BLBG:Treasury 10-Year Yields Near Highest in Six Weeks on Signs of U.S. Growth
Treasury 10-year yields were four basis points from the highest in more than six weeks before a report this week forecast to show the U.S. economy probably accelerated in the final three months of 2011.
Benchmark 10-year notes held four days of declines as economists also estimate a Jan. 27 report will show that an improvement in employment prospects helped boost household spending. The difference between two- and 10-year yields was three basis points from its widest since Dec. 7 before the Federal Reserve begins a two-day policy meeting after which it will provide forecasts for the benchmark interest rate for the first time.
“We are, over the course of the year, expecting further pressure on U.S. Treasuries as growth and the potential for inflationary pressures return,” said Michael McCarthy, the Sydney-based chief market strategist at CMC Markets Plc. “The break-out in the U.S. equities market together with the better economic data and particularly the better employment data,” is damping demand for Treasuries, he said.
The 10-year yield was at 2.05 percent at 6:36 a.m. in London, according to Bloomberg Bond Trader prices. The 2 percent note due November 2021 was at 99 17/32. The yield yesterday touched 2.09 percent, the most since Dec. 8.
The gap between two- and 10-year yields was 182 basis points today after yesterday widening to as much as 185.
Gross domestic product grew at a 3 percent annual rate in the fourth quarter after expanding 1.8 percent in the previous three months, according to the median forecast of economists surveyed by Bloomberg News before the Commerce Department’s Jan. 27 release. Household purchases increased at a 2.4 percent annual pace from October through December after rising 1.7 percent in the prior period, according to a separate poll.
Treasury Losses
The Standard & Poor’s 500 Index (SPX) rose for a fifth day yesterday, reaching as high as 1,322.28, the most since July 27.
Treasuries have returned a loss of 0.8 percent this month, including reinvested interest, according to a Bank of America Merrill Lynch index. Notes due in 10 years or more declined 3.5 percent, a separate index shows.
The Treasury will sell $99 billion of notes this week, starting with $35 billion of two-year securities today, then $35 billion in five-year debt tomorrow and $29 billion of seven-year notes on Jan. 26.
The two-year notes yielded 0.25 percent in pre-auction trading, compared with 0.24 percent at the previous sale Dec. 19, the lowest since August. Investors bid for 3.45 times the amount for sale last month, down from 4.07 times in November.
Fed Meeting
In Japan, the 10-year note fell for a sixth-straight day, sending the yield up one basis point to 1.005 percent, set for the highest close since Dec. 12.

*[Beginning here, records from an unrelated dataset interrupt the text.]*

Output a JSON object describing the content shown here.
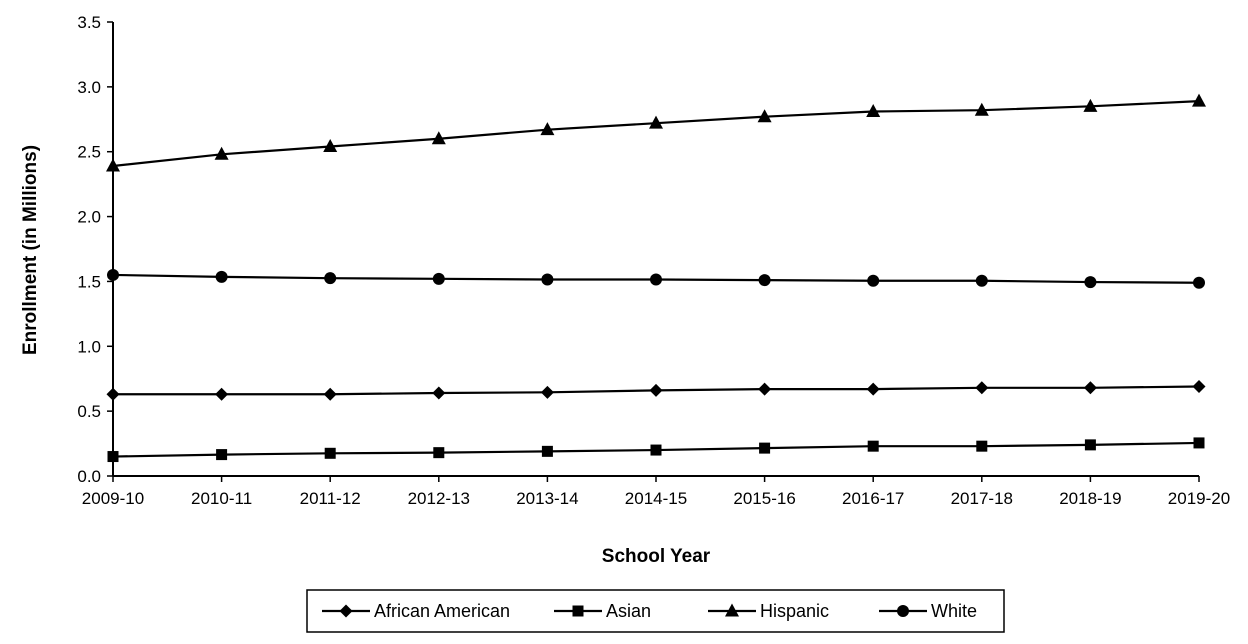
{
  "chart_data": {
    "type": "line",
    "title": "",
    "xlabel": "School Year",
    "ylabel": "Enrollment (in Millions)",
    "categories": [
      "2009-10",
      "2010-11",
      "2011-12",
      "2012-13",
      "2013-14",
      "2014-15",
      "2015-16",
      "2016-17",
      "2017-18",
      "2018-19",
      "2019-20"
    ],
    "ylim": [
      0,
      3.5
    ],
    "yticks": [
      "0.0",
      "0.5",
      "1.0",
      "1.5",
      "2.0",
      "2.5",
      "3.0",
      "3.5"
    ],
    "grid": false,
    "legend_position": "bottom",
    "series": [
      {
        "name": "African American",
        "marker": "diamond",
        "values": [
          0.63,
          0.63,
          0.63,
          0.64,
          0.645,
          0.66,
          0.67,
          0.67,
          0.68,
          0.68,
          0.69
        ]
      },
      {
        "name": "Asian",
        "marker": "square",
        "values": [
          0.15,
          0.165,
          0.175,
          0.18,
          0.19,
          0.2,
          0.215,
          0.23,
          0.23,
          0.24,
          0.255
        ]
      },
      {
        "name": "Hispanic",
        "marker": "triangle",
        "values": [
          2.39,
          2.48,
          2.54,
          2.6,
          2.67,
          2.72,
          2.77,
          2.81,
          2.82,
          2.85,
          2.89
        ]
      },
      {
        "name": "White",
        "marker": "circle",
        "values": [
          1.55,
          1.535,
          1.525,
          1.52,
          1.515,
          1.515,
          1.51,
          1.505,
          1.505,
          1.495,
          1.49
        ]
      }
    ],
    "line_color": "#000000"
  }
}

Declines in Treasuries were trimmed amid prospects policy makers will maintain a pledge to keep rates low. The Fed last week released blank templates showing the format of its forecasts for the benchmark rate, which will be provided to the public for the first time tomorrow.
The Fed said it will offer two charts along with the forecasts. The first will use shaded bars to show in which year participants in the Federal Open Market Committee project that the central bank will first raise rates. The second chart will show projections from each participant for the appropriate federal funds rate target at the end of the next three years and the longer run.
Keep Accommodative Policy
“They’re probably going to err on the side of keeping policy accommodative to ensure recovery,” said Tony Morriss, head of interest-rate research in Sydney at Australia & New Zealand Banking Group Ltd. “This idea that short-term rates will remain low right in toward 2014, at face value, should argue for yields not to rise too far.”
The FOMC left its target for overnight loans between banks in a range of zero to 0.25 percent last month and reiterated that economic conditions may warrant “exceptionally low” rates “at least” through mid-2013. It is forecast to keep the key rate unchanged on Jan. 25, according to economists in a Bloomberg survey.
The Fed is seeking to keep longer-term borrowing costs capped by selling $400 billion of its short-term Treasuries and reinvesting the proceeds into longer-term government debt in a program traders have dubbed Operation Twist.
The central bank plans to purchase as much as $5 billion of debt maturing from January 2018 to November 2019 today as part of the program.